Die P4D-Gründerin Luetkens kritisiert vor allem Geschäftsmodelle in der Gesundheitswirtschaft, die Krankenkassen und Ärzten gefallen sollen. Schließlich müssen Apps an Kassen verkauft und über die Ärzte an die Patienten vertrieben werden. „Dadurch wird zu wenig auf den Bedarf der Patienten geschaut“, sagt sie. Individuelle Bedürfnisse oder Hürden blieben unbemerkt.
Die sogenannte Gesundheitskompetenz wird in Paragraf 20k Absatz zwei im Sozialgesetzbuch V definiert: Patienten sollen Informationen finden, verstehen, einschätzen und anwenden können.

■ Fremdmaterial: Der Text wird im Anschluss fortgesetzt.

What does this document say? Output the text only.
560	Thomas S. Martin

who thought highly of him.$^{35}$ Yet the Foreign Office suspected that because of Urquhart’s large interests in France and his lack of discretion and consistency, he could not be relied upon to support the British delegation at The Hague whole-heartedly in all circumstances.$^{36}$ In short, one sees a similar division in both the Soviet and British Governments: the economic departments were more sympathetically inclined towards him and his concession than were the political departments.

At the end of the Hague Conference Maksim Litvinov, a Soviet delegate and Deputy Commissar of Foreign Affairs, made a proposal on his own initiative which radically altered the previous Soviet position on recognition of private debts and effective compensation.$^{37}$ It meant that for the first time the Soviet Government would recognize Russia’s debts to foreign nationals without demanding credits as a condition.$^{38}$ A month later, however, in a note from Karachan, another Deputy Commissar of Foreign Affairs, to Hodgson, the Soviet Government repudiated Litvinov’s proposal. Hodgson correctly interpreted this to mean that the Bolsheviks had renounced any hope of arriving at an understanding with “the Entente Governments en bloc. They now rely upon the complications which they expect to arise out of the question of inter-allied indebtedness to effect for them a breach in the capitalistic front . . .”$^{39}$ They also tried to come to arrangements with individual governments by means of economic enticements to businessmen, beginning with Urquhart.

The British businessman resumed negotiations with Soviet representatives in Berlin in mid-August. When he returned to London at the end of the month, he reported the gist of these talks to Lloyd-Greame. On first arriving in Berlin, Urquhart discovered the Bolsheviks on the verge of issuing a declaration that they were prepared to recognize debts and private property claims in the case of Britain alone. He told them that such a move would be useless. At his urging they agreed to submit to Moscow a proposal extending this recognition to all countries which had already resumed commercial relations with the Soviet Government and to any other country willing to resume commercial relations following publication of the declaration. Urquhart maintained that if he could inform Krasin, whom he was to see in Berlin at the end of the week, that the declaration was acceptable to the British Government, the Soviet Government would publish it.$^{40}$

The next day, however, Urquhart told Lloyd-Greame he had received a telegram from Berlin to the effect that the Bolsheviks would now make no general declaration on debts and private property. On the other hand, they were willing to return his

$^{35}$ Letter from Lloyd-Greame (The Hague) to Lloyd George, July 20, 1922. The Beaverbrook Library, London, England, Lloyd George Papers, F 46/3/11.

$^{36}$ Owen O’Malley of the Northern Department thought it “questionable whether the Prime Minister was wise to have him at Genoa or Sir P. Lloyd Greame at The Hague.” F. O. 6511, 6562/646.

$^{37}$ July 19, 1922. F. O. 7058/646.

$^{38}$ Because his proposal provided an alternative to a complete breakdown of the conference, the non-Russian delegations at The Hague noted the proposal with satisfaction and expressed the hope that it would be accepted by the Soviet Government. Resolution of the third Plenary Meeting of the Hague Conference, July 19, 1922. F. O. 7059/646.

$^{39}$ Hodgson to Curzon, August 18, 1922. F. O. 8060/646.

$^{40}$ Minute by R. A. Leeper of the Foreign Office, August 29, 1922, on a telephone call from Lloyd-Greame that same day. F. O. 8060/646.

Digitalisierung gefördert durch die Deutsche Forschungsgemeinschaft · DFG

Dadurch soll die digitale Versorgung gerechter werden. „Das widerspricht sich, da es viele Menschen gibt, die diese Gesundheitskompetenz aus verschiedenen Gründen nicht erreichen können“, sagt Luetkens und führt fort: „Menschen mit unterschiedlichen Voraussetzungen brauchten auch unterschiedliche Lösungen.“
Motivation mit Künstlicher Intelligenz steigern
So könnten sich Benutzeroberflächen – wie etwa die Schriftgröße – anpassen, um barrierefrei zu sein. „Ideal wäre es, eine solche Lösung Open Source zur Verfügung zu stellen.“ Eine andere Möglichkeit sei das Nudging, das dazu bewegt, etwas immer wieder auf eine bestimmte Art und Weise zu tun. Im Straßenverkehr sind das zum Beispiel Verkehrsschilder, am Smartphone Push-Nachrichten.
Die Krankenkassen sind gesetzlich über den Paragrafen 20 dazu beauftragt, die digitale Gesundheitskompetenz ihrer Versicherten zu fördern. Eine Anfrage von Handelsblatt Inside zeigt, dass sie dabei bislang ausschließlich auf Informationsangebote und Kundenservice setzen. Die Barmer oder Siemens Betriebskrankenkasse klärt Versicherte über die Digitalisierung im Gesundheitswesen auf und schult Mitarbeiter. „So können wir im Kontakt mit unseren Versicherten Fragen rund um digitale Themen kompetent beantworten und insbesondere auch ältere Menschen sowohl bei ihren Serviceanliegen als auch in der Gesundheitsversorgung begleiten“, teil die Barmer mit.
Die IKK Classic erklärt auf ihrer Webseite zum Beispiel, wann es sich um werbefinanzierte Gesundheitsanzeigen auf Google handle, was ein Symptomchecker ist und welche Gütesiegel bei seriösen Anbietern zu finden seien. Ein Navigator der AOK sucht nach einem passenden Krankenhaus, Arzt und Therapeuten. Dabei kann auch nach verschiedenen medizinischen Fachgebieten unterschieden werden. Besonders belastete Patientengruppen wie etwa Diabetiker oder Menschen mit Depressionen können über einen Chat Kontakt zu einem Berater aufnehmen.
Wie nützlich diese Angebote sind, wird sich in den kommenden Jahren zeigen. Grundsätzlich gilt aber: Umso mehr Menschen die Hilfsangebote von Krankenkassen wahrnehmen, desto mehr wird auch ihre digitale Gesundheitskompetenz gefördert.